The Comstock Act’s role in the blockbuster abortion pill case
While those cases percolate, the case against the FDA for its approval of mifepristone will move forward and is almost guaranteed to land back before the Supreme Court. The lawsuit, however, does not make for the perfect vehicle for settling the questions about the Comstock Act’s prosecutorial potency, as the FDA plays no role in enforcing the law.
Instead, the plaintiffs are using the Comstock Act to argue that the FDA should have never approved the drug, which has been on the marketplace for nearly 23 years, in the first place.
“The FDA went above and beyond just approving the drug,” Erik Baptist, the lawyer for the plaintiffs, told CNN while pointing to the distribution plan submitted to the FDA at the time showing how the drugs would be shipped. “It actually requires something of the drug manufacturer that is explicitly illegal.”
At least in the very conservative pockets of the judiciary where the first two rounds of the litigation over the abortion pill’s FDA approval played out, the anti-abortion movement has gotten some traction with its assertions about the Comstock Act’s breadth.
US District Judge Matthew Kacsmaryk, who issued a now-frozen ruling that would have halted the approval of the drug, agreed with the plaintiffs’ assertions about the Comstock Act, calling the narrower reading of the law being pushed by the DOJ “unpersuasive.”

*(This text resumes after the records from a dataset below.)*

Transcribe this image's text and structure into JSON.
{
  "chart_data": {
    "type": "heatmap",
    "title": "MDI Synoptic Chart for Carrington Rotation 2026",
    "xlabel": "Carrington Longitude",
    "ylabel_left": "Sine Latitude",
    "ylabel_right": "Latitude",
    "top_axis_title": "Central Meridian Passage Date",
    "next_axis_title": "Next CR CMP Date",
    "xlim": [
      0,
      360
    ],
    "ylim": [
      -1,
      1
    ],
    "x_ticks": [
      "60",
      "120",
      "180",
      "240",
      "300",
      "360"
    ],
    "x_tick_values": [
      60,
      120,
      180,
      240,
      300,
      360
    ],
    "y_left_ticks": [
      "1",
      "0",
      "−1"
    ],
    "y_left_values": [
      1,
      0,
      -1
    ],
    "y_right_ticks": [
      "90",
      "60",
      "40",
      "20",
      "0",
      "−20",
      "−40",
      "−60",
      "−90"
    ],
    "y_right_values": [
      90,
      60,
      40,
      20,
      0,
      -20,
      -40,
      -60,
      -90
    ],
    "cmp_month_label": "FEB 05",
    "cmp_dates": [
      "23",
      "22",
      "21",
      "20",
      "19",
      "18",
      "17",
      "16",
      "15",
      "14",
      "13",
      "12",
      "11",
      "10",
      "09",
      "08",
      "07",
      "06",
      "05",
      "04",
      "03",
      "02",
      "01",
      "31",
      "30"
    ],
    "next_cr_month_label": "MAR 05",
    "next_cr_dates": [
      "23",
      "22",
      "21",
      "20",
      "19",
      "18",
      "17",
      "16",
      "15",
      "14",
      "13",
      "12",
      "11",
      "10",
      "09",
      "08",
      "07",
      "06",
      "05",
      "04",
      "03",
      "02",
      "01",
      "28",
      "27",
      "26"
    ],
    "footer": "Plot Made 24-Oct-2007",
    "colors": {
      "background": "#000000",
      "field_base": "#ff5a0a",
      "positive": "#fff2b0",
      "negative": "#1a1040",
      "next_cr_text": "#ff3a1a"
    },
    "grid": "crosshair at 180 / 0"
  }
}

The US 5th Circuit Court of Appeals — when it put some aspects of Kacsmaryk’s ruling on hold but left untouched parts of the order that blocked FDA’s policy allowing the drugs to be mailed to patients — suggested it was inclined to view the law the same way, even as it stopped short of fully adopting Kacsmaryk’s holding that mailing the drugs violated the 1873 law.
The Supreme Court, in the emergency order it issued last week, did not say anything about the Comstock Act. But legal experts anticipate that abortion foes will continue to tout the law in this and other cases.
“They are going to use every effort to try to get the question of the Comstock Act before the Supreme Court,” said David Cohen, a professor at the Drexel Kline School of Law and co-author of the book “Obstacle Course: The Everyday Struggle to Get an Abortion in America.”